Dr Caroline Gannon, Paediatric Pathologist
My day begins at any time between 8 and 9am.
I am one of two paediatric pathologists in the department and my colleague and I arrange our rota so that we spend one week doing laboratory work (surgical biopsies, paediatric tumours, frozen section diagnoses and placentas) and the next on autopsies. When my week involves autopsies, the first thing I do is check with the mortuary to find out what cases we have, or the hospital staff will contact us to make sure we plan our working day and can give the family a specific time when their baby will be returning to them.
We provide a service to the whole of Northern Ireland so cases are sent to us from considerable distances.
We undertake around 270 autopsies a year, most of these are at the request of the parents. Autopsies are important because they help the parents understand why their baby has died. But we have around 20 cases a year from the coroner, usually babies who have died at home unexpectedly, or occasionally following medical or surgical treatment.
In Northern Ireland, we have a cultural tradition of being buried very quickly after death, most people are buried within 3 days of death and parents expect that the examination of their baby will take place to facilitate this.

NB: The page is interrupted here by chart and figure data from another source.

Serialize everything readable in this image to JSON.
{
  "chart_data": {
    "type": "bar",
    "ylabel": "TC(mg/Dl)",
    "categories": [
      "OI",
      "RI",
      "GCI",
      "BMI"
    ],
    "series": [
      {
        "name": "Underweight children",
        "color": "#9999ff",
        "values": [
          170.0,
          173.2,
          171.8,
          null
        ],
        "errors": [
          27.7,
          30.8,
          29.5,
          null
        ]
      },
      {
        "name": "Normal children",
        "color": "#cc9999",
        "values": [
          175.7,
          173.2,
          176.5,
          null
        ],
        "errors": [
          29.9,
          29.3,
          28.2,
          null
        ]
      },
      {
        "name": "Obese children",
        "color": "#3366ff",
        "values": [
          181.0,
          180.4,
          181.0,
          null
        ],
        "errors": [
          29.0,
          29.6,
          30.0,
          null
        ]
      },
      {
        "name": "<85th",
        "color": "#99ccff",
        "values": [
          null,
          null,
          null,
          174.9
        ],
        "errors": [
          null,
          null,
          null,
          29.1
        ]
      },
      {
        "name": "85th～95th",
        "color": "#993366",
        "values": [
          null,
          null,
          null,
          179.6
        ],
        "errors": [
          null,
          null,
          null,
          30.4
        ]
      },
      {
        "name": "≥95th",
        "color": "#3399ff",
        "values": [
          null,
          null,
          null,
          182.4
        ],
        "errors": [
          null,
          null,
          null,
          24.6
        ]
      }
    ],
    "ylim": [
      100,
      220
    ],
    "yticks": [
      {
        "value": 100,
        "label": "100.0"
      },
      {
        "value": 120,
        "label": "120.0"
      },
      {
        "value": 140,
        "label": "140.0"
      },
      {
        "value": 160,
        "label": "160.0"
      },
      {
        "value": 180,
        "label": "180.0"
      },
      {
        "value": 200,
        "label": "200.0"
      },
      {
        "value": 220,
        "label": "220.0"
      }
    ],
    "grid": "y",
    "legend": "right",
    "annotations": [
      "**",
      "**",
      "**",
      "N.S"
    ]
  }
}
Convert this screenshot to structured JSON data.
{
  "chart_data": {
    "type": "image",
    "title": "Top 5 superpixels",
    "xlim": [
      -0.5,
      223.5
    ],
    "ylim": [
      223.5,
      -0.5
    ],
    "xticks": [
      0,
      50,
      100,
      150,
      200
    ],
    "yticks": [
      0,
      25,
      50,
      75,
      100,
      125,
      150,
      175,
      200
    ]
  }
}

For babies coming from a distant hospital (our furthest is 120 miles away) we will ask the funeral director to wait, perform the autopsy immediately and then send the baby back the same day to ensure that they aren’t away from their parents for too long and we don’t delay the funeral.
Afternoons are generally dedicated to looking at slides from post mortem histology.
Histology is the microscopic examination of cells or tissues. For each case, we aren’t just looking for disease processes; we are also looking to confirm that the baby was developing normally. Once I’ve looked at the histology, I gather all the results of all the investigations together and formulate my final report.
When my work involves biopsies, I will generally liaise with the laboratory. We may have urgent biopsies or intra-operative frozen samples (samples prepared during the course on a surgery by freezing and slicing the tissue sample). A paediatric tumour biopsy is always sent fresh (without formalin fixation) so that we can send samples (with consent of the family) to genetics and biobank. This requires coordination with theatres and the laboratory staff.
I will also see what formalin fixed specimens have arrived for me and then perform a surgical cut-up – the process of examining a specimen, formulating a differential diagnosis, and then taking appropriate representative samples for microscopy. We also receive large numbers of placentas to examine from pregnancies that have been complicated either by fetal disease, maternal disease or pregnancy related issues, and so examination could give us some useful information.
Why did you choose this specialty?
I was lucky at the very beginning of my training in histopathology, in the department where I trained, we had a consultant with a special interest in paediatric and perinatal pathology, and he took the time to help me develop my skills in the specialty. At the time, it was customary in the department for trainees to undertake the perinatal autopsies as well as the adult cases, and I found that I preferred the paediatric cases particularly those in which there were abnormalities. It is like detective work, piecing all the information together to form a cohesive diagnosis.
What do you enjoy most about your chosen specialty?
We are quite a small specialty; there are only about 60 full time paediatric pathologists in the United Kingdom and so we all tend to know one another. If I have a difficult case, I know who to send it to for an expert opinion. Most of us in paediatric pathology have attended the international advanced courses run by the International Paediatric Pathology Association, and this puts us in touch with colleagues throughout Europe and the rest of the world.
We work with families at what is an extremely difficult time in their life, but any information we can obtain will be used for the benefit of that mother and family for the future, and we can ensure that future pregnancies are managed optimally. Personally, I regard it as a privilege that families are willing to trust me to do the best job I can for them, and it is very satisfying if I can give them some information to explain what has happened and why, and that will help guide the clinician in any future pregnancy.
What advice would you give to students looking to enter your field?
After medical school and foundation years, you need a good, broad based pathology training to begin with. Knowledge of paediatrics or obstetrics is also very useful. Once you make it known that you are interested in paediatric pathology, your local paediatric pathologists will fall over themselves to help you, including advice about applying for entry to the specialty. We’re all keen to get more people interested in what is a superbly rewarding job.
Do you have any professional or personal achievements that you would like to share or highlight?
The nicest thing that has ever happened in my career, I was phoned one day by a father – his wife had been admitted to hospital and their baby was stillborn. He wanted to discuss some aspects of the autopsy with me before they made their mind up. This isn’t that unusual - my colleague and I are frequently contacted by parents for various reasons, such as providing a parent-friendly version of the report. I went to the ward, met with them, obtained the consent for the autopsy and met with them again afterwards. About 18 months later, the mother visited me at my office to show me her new baby. She said without knowing why her first baby was stillborn, she would never have had the courage to go through another pregnancy. Knowing that my job makes a difference is immensely rewarding, and I guess it’s the reason why a lot of us go into medicine in the first place.